Als Tony am Nachmittag in die Werkstätte zurückkam, war das erste, was er bemerkte, daß die Figur nicht mehr da war. Er geriet in Panik.
„Wo ist die Figur?" fragte er. „Was ist mit ihr passiert?" „Ich habe sie verkauft", sagte der Meister. „Was haben Sie? Das können Sie doch nicht machen! Das ist das Hochzeitsgeschenk für Anna!"
Der Meister sagte kopfschüttelnd. „Nein, ist es nicht. Du hast ein viel besseres Hochzeitsgeschenk für Anna." „Wieso, was?"
„Dich selber!" sagte der Meister. Und er reichte Tony ein Flugticket nach Italien. „Dies ist mein Geschenk für dich. Du fliegst heute noch heim und heiratest Anna." „Sie sind verrückt", sagte Tony. „Ich bin doch nicht reich." „Bist du eben doch", sagte der Meister.
Und er gab Tony den Scheck über eine Million Dollar. „Du bist jetzt Millionär!"
Tony stand der Mund ungläubig offen. „Das ist ja wundervoll", stammelte er dann und umarmte den Meister. „Ich danke Ihnen.
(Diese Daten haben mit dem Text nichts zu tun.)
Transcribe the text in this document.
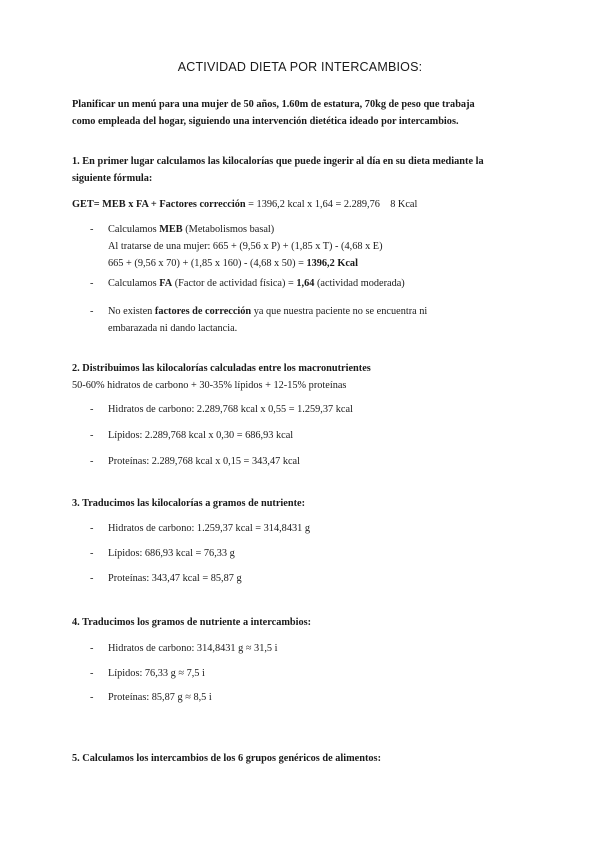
ACTIVIDAD DIETA POR INTERCAMBIOS:
Planificar un menú para una mujer de 50 años, 1.60m de estatura, 70kg de peso que trabaja
como empleada del hogar, siguiendo una intervención dietética ideado por intercambios.
1. En primer lugar calculamos las kilocalorías que puede ingerir al día en su dieta mediante la
siguiente fórmula:
GET= MEB x FA + Factores corrección = 1396,2 kcal x 1,64 = 2.289,76    8 Kcal
- Calculamos MEB (Metabolismos basal)
Al tratarse de una mujer: 665 + (9,56 x P) + (1,85 x T) - (4,68 x E)
665 + (9,56 x 70) + (1,85 x 160) - (4,68 x 50) = 1396,2 Kcal
- Calculamos FA (Factor de actividad física) = 1,64 (actividad moderada)
- No existen factores de corrección ya que nuestra paciente no se encuentra ni
embarazada ni dando lactancia.
2. Distribuimos las kilocalorías calculadas entre los macronutrientes
50-60% hidratos de carbono + 30-35% lípidos + 12-15% proteínas
- Hidratos de carbono: 2.289,768 kcal x 0,55 = 1.259,37 kcal
- Lípidos: 2.289,768 kcal x 0,30 = 686,93 kcal
- Proteínas: 2.289,768 kcal x 0,15 = 343,47 kcal
3. Traducimos las kilocalorías a gramos de nutriente:
- Hidratos de carbono: 1.259,37 kcal = 314,8431 g
- Lípidos: 686,93 kcal = 76,33 g
- Proteínas: 343,47 kcal = 85,87 g
4. Traducimos los gramos de nutriente a intercambios:
- Hidratos de carbono: 314,8431 g ≈ 31,5 i
- Lípidos: 76,33 g ≈ 7,5 i
- Proteínas: 85,87 g ≈ 8,5 i
5. Calculamos los intercambios de los 6 grupos genéricos de alimentos:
Ich werde Ihnen das nie vergessen!" Jetzt konnten er und Anna heiraten und viele Kinder haben, die alle schön werden würden.
Am selben Abend flog Tony mit dem Flugzeug nach Rom. Nach seiner Ankunft dort am nächsten Morgen nahm er den nächsten Zug zu seinem kleinen Heimatdorf. Und dort ging er direkt zu Annas Haus.
„Was machst du denn hier?" fuhr ihn Annas Vater an. „Ich dachte, du bist fortgegangen." „Ich bin zurückgekommen."
„Da hast du dir eine schlechte Zeit ausgesucht, Tony. Heute heiratet meine Tochter."
„Weiß ich", sagte Tony. „Nämlich, sie heiratet mich." Annas Vater lachte auf. „Du kleiner Verrückter. Du weißt doch ganz genau, daß ich sie niemals einen armen Schlucker heiraten lasse."
„Ich bin nicht mehr arm", sagte Tony. „Ich bin jetzt reich. Reicher als der Bankdirektor."
Und er zeigte Annas Vater seinen Scheck.
Dem fielen fast die Augen heraus. „Was denn, da bist du ja Millionär? Das ist also wahr, was sie immer über Amerika erzählen! Wer dorthin geht, wird Millionär."
„Jeder nicht gerade", sagte Tony. „Und jetzt will ich Ihre Tochter sehen."
„Aber natürlich!" Annas Vater war auf einmal sehr höflich und freundlich zu Tony. „Ich lasse sie sofort holen!"
Als Anna Tony sah, flog sie in seine Arme. Sie hatte bereits ihr wunderschönes weißes Hochzeitskleid an.
„O Liebling! Papa hat mir gesagt, was geschehen ist. Ich bin so stolz auf dich!"
„Und jetzt heiraten wir", sagte Tony. „Komm."
Sie wurden zur Kirche gefahren, und der dortige Pfarrer traute sie. Er hatte keinen blassen Schimmer davon, daß diese Hochzeit nur zustandegekommen war, weil der Bräutigam den zweiten Teil des Ersten Gebots übertreten hatte.
Und Tony und Anna lebten glücklich bis an ihr seliges Ende.